Onscreen, the Assigner's avatar crossed her arms. "Royal Writ, section 5, paragraph 9. 'The King hates nothing and no-one under His reign, but instead cares for all.' This is your first strike; on strike three, you will recieve a treason mark. This appointment was requisitioned on a complaint of: low workload. Please state the precise nature of your complaint."
The Florist swallowed down a lump in his throat, sighed. "If I had a shop in the City, I could arrange flowers for the common people. The City would be made beautiful by my work. I would be more useful."
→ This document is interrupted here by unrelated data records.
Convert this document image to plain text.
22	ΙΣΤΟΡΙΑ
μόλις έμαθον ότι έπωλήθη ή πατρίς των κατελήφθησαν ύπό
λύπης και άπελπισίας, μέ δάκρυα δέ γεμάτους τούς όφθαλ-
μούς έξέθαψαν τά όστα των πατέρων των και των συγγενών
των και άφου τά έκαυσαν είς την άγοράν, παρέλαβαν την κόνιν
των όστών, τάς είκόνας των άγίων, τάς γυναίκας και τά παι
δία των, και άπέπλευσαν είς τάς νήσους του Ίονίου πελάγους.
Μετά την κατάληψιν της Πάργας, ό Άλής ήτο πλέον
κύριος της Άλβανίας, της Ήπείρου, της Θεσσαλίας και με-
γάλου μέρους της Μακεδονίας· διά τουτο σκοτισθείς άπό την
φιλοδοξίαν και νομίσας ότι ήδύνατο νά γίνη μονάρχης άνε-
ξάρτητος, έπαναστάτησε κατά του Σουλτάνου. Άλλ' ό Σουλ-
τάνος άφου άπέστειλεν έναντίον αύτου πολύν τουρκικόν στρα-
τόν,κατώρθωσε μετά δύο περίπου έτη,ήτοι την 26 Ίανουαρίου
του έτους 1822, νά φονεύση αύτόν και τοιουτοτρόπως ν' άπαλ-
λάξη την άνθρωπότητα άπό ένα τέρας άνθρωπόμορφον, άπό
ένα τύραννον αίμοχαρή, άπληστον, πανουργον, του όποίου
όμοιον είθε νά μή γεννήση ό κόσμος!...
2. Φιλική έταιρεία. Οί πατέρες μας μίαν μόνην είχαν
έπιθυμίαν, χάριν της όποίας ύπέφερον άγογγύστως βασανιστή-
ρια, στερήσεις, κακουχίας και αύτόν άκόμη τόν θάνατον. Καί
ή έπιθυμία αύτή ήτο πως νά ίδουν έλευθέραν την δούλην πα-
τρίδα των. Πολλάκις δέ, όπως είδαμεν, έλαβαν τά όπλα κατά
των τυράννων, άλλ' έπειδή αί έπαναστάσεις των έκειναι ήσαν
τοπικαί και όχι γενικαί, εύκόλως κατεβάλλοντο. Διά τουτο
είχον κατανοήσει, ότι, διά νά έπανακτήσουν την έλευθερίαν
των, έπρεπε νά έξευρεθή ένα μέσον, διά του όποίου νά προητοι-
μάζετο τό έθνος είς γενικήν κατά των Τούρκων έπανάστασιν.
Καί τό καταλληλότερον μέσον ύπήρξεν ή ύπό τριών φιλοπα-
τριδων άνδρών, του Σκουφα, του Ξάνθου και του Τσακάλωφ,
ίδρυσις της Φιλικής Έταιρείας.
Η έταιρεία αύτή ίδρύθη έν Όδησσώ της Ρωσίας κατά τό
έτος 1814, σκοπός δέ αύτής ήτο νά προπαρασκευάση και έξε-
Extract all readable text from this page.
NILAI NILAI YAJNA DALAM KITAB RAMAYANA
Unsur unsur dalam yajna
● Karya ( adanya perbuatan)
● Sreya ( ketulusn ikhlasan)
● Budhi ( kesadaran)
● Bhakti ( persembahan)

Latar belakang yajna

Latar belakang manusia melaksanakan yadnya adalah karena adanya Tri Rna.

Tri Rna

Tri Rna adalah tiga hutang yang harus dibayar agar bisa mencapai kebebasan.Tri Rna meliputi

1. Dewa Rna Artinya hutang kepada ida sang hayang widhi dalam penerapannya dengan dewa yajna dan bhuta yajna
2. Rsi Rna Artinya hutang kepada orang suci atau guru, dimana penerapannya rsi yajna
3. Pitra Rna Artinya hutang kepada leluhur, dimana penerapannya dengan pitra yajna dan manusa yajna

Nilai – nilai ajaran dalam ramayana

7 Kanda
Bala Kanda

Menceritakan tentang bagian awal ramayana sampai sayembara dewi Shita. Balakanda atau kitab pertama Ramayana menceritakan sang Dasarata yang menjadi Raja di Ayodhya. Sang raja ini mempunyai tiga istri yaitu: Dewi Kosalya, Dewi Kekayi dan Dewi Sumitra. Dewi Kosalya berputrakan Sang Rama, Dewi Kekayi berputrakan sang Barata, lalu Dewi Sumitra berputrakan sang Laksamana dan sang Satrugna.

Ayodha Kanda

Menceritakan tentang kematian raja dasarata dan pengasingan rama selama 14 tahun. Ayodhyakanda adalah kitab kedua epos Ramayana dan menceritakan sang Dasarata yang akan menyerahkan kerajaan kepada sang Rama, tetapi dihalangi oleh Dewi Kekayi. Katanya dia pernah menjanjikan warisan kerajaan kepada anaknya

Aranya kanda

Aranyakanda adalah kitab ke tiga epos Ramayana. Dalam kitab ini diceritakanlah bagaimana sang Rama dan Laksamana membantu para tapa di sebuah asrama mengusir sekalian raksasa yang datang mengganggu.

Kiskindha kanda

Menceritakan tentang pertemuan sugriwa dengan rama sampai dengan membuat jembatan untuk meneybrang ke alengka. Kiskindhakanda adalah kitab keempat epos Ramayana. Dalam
"Evidence of psychological distress is required in order to transfer from a higher Assignment to a lower Assignment. According to records, it has been 3 months and 14 days since your transfer. Since then, you have completed the following Assignment-related tasks: crafting 314 bouquets. This averages to 3.02 tasks per day, which is well within the boundaries of psychological distress."
Every single bouquet the Florist had crafted over the last three-and-a-half months was burned into his mind. He had stayed awake for 48 hours to create the floral arrangements for the funeral of the King's aunt. The florescent light in his workroom had given a different color to the flowers, changing the shapes of their shadows. In the sun, the final product wasn't at all his best work. Not that he had been invited to the funeral. The King hadn't requested flowers before or since.